NÃO há dúvida de que uma parte da admiração que contêm as palavras: “Eis que”, é produzida pela incrédula lamentação do versículo 14. Sião disse: “Já me desamparou o SENHOR, e o meu Senhor Se esqueceu de mim.” Quão assombrada parece estar a mente Divina ante esta ímpia incredulidade! Não há outra coisa que surpreenda mais do que as dúvidas e os temores infundados do favorecido povo de Deus.

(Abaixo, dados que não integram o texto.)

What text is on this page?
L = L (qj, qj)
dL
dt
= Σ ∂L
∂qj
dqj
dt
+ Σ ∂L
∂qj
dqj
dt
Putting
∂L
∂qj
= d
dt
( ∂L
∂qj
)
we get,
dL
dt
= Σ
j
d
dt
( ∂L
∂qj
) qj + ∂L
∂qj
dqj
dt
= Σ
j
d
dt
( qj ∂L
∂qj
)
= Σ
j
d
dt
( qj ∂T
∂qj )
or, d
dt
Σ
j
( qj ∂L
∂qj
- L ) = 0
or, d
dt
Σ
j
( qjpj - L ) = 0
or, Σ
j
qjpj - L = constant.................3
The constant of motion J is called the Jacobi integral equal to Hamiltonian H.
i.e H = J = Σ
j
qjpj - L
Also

As amorosas palavras de censura que o Senhor pronuncia, deviam fazer-nos ruborizar. Nelas o Senhor clama: “Como posso esquecer-te, se Eu te tenho gravado nas palmas das Minhas mãos? Como te atreves a duvidar de que Eu te recordo constantemente, se a tua lembrança está gravada no Meu próprio Ser?” Oh incredulidade, que estranha maravilha tu és! Não sabemos do que nos admirar mais, se da fidelidade de Deus ou da incredulidade do Seu povo. Ele cumpre a Sua promessa mil vezes, e, sem embargo, a próxima dificuldade que nos chega, faz-nos duvidar dEle. Ele nunca falha, Ele não é de modo algum como uma fonte seca, Ele não é como o Sol posto, nem como o vapor que se dissipa, e, sem embargo, nós estamos sempre acossados com ansiedades, atormentados com desconfiança e turvados com temores, como se Deus fosse a miragem do deserto. “Eis que” é uma expressão que se aplica para excitar a admiração. Aqui, na verdade, há motivo para nos maravilharmos. Os Céus e a Terra bem podem surpreender-se de que os rebeldes tenham conseguido aproximar-se tanto do coração do Amor infinito para serem gravados nas palmas das Suas mãos. “Eu te gravei.” Não diz: “Tenho gravado o teu nome.” O nome também está lá, mas isso não é tudo: “Eu te gravei.” Percebe a magnificência disto! Gravei a tua pessoa, a tua imagem, as tuas circunstâncias, as tuas tentações, as tuas debilidades, as tuas necessidades e as tuas obras. Eu te gravei a ti, a tudo acerca de ti, a tudo o que diz te respeito, a tudo isso, em conjunto, gravei lá. Dirás outra vez que o teu Deus Se tem esquecido de ti, sabendo que tu foste gravado por Ele mesmo, nas palmas das Suas próprias mãos?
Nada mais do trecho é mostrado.